Sturgeon with Multicolored Potatoes and Beetroot
Main Dishes • Abkhazian
Description
Sturgeon with multicolored potatoes and beetroot
Ingredients
- Sturgeon 1 piece
- Fennel 1 piece
- Lime 2 pieces
- Thyme 2 stalks
- Rice Vinegar for Sushi 5 fl oz
- Sugar 1 tablespoon
- Bay leaf 2 pieces
- Cilantro 1 bunch
- Potato 0 lbs
- Wasabi 2 spoons
- Soy Meat 5 fl oz
- Mixed salad greens 5 oz
- Beetroot 20 oz
- Olive Oil 0 fl oz
- Salt to taste
- Ground Black Pepper to taste
Step-by-Step Guide
Step 1
Cut open a large sturgeon (or a pair of smaller sturgeons) and remove the entrails. Stuff the cavity with thyme, wedges of lime, bay leaves, cilantro, and finely chopped fennel. Season with salt and pepper, place on a baking tray, and put in an oven preheated to 300°F for one hour.
Step 2
Place the peeled and roughly chopped beets in the oven as well, having first tossed them in olive oil, and seasoned with salt and pepper. About twenty minutes before the end of the cooking time, drizzle the fish and beets with a mixture of rice vinegar and sugar.
Step 3
At the same time, boil the peeled potatoes in salted water until tender.

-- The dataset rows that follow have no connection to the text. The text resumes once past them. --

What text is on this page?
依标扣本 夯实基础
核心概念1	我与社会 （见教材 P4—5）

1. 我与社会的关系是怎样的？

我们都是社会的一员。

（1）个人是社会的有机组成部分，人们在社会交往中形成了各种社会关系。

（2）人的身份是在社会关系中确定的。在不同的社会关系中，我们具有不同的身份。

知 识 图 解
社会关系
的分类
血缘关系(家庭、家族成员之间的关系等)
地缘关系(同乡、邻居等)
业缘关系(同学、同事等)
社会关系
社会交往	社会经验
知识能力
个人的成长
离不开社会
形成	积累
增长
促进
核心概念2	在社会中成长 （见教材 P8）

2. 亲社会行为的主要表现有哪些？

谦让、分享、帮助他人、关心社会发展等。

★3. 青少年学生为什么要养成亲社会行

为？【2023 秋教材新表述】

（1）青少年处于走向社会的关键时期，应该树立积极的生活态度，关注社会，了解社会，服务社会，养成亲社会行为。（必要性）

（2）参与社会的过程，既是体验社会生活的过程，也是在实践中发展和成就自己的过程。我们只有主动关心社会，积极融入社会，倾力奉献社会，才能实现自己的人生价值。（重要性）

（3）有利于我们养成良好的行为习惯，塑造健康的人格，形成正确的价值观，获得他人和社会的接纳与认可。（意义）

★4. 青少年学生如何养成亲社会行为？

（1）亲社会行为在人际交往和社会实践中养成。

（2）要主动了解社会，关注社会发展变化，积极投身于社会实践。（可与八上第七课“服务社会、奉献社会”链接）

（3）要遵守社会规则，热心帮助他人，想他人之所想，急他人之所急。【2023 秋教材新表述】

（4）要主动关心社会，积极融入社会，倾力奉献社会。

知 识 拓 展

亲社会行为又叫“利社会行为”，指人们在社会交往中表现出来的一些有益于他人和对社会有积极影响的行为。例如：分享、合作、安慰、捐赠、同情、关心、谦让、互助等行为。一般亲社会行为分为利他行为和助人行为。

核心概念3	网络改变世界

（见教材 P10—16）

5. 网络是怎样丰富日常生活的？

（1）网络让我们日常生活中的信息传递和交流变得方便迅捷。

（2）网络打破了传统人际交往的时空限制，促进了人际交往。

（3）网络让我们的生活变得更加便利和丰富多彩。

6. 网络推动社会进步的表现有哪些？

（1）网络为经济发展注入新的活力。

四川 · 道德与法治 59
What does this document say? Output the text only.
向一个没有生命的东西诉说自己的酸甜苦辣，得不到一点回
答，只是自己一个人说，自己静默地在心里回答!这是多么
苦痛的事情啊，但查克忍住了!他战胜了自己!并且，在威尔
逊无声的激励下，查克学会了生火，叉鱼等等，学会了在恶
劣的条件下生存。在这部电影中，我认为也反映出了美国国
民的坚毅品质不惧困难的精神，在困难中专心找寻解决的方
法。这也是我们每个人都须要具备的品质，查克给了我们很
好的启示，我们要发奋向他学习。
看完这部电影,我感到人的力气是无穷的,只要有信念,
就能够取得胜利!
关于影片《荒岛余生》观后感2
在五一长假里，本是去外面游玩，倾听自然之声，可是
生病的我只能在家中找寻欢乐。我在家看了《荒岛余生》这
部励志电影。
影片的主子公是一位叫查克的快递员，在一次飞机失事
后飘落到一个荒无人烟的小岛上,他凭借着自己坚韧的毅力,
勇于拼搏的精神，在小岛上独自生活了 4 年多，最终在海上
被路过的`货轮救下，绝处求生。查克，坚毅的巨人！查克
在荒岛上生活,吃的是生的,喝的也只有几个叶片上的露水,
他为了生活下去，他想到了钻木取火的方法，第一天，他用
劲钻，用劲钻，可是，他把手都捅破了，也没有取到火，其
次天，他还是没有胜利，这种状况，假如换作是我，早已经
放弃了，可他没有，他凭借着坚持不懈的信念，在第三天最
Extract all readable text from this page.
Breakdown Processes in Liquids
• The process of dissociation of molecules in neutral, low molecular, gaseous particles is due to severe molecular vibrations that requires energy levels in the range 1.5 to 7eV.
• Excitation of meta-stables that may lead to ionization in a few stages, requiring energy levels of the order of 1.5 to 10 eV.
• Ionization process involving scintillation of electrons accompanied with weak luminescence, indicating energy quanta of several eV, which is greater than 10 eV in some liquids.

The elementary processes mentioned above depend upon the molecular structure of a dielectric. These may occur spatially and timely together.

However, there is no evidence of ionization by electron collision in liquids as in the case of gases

Drain the water, then add wasabi horseradish and cream to the pot with the potatoes. Mix thoroughly with a fork, ensuring that the cream and wasabi blend into every corner, but not so much that it becomes a completely smooth puree. The mixture should be quite coarse. Just before serving, fold in a variety of salad leaves, preferably in different colors, such as Swiss chard, arugula, and radicchio, using the same fork.
Step 4
Serve alongside the fish and beets. For the sauce, you can use a mixture of lime juice, olive oil, salt, and crushed garlic.